Since the expansion to Eastern countries, this self-destructive profile has taken root in the community’s hard core, favored by the naive decision-making system that requires the unanimity of the components to approve resolutions. Until the recent electoral fallout, Poland, ruled by the ultra-conservatives of Law and Justice, sold its essential vote in exchange for Brussels’ silence on its internal legal abuses.

Another advantaged student is the Hungarian Viktor Orbán, who for a decade has been using the community’s Achilles heel to improve his popularity by denigrating European leaders such as Jean-Claude Juncker or Ursula von der Leyen, presenting- them as puppets of their enemy, the Hungarian millionaire George Soros.

He also doesn’t waste any opportunity to cash in. Thus, his veto of the package of 50,000 million euros of community aid to Ukraine is the umpteenth show of shamelessness of the populist because he favors Russia’s military plans at a key moment of the war. But also because it is blackmailing the European Union, which refuses to give him 20,000 million in aid while he manipulates justice and dismantles fundamental rights in his country.
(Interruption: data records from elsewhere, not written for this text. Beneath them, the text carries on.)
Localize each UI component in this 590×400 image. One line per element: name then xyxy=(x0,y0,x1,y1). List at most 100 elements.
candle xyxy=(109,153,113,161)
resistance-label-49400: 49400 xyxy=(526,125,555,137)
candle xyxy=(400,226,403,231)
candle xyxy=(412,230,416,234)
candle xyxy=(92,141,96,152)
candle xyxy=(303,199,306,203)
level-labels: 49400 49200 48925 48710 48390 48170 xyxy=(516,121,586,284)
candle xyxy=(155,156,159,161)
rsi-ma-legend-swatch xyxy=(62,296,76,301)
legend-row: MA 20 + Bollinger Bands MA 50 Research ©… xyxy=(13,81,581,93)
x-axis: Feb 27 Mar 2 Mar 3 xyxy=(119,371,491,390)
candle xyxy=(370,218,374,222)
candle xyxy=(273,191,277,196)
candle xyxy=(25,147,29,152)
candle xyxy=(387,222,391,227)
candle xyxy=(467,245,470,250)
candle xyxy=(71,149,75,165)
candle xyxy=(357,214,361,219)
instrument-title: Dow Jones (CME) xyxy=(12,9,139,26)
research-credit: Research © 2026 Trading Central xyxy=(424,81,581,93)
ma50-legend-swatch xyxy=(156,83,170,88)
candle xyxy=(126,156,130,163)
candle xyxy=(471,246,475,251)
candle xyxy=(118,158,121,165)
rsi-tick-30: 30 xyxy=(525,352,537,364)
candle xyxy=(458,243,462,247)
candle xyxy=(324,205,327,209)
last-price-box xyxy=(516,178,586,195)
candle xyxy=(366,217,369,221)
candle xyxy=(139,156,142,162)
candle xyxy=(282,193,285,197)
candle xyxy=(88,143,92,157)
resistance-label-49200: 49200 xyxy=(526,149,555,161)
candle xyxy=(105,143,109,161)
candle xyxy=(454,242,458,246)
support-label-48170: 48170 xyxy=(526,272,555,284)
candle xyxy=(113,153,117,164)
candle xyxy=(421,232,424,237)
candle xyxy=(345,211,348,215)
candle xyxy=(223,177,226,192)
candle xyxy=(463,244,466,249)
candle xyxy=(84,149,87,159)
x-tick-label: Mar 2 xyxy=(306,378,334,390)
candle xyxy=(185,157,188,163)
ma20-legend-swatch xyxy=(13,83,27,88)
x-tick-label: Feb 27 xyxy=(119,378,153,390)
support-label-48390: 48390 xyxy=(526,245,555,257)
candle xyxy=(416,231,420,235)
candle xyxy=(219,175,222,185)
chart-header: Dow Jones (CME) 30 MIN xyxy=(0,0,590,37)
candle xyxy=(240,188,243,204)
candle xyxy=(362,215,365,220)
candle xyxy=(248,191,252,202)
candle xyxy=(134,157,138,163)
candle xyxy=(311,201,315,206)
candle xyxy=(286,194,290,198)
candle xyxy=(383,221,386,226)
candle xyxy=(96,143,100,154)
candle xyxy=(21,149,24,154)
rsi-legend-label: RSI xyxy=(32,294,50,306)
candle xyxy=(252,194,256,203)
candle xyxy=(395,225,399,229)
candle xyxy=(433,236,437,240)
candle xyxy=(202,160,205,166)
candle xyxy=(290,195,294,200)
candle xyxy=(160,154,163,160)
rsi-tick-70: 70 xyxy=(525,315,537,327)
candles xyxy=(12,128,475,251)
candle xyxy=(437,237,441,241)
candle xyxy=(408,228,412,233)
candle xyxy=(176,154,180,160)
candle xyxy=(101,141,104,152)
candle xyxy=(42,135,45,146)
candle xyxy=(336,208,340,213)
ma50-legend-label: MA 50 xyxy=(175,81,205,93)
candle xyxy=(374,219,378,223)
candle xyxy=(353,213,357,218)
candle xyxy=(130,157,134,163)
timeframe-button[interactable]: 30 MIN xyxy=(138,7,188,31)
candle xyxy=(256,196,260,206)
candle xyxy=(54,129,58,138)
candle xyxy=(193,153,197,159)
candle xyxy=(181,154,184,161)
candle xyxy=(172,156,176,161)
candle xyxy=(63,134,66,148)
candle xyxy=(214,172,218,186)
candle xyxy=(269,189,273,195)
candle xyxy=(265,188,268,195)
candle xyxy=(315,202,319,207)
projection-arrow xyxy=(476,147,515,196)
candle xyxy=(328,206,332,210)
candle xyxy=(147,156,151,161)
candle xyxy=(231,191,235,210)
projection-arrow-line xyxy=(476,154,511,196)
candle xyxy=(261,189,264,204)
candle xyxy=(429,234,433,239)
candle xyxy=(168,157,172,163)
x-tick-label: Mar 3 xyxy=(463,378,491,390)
The alternative is to press the nuclear button, apply article 7, which provides for the suspension of a member country’s right to vote and therefore render the extortion void. But Orbán knows that when he has to make radical decisions, his legs tremble in Europe, and in a crisis of unpredictable consequences, he always opts for limping pactism.

For all this, the renewal of the decision-making system from the current unanimity to one of majorities is increasingly urgent to speed up the agreements, but also so that constituencies like Orbán cannot extort the rest of the club’s members.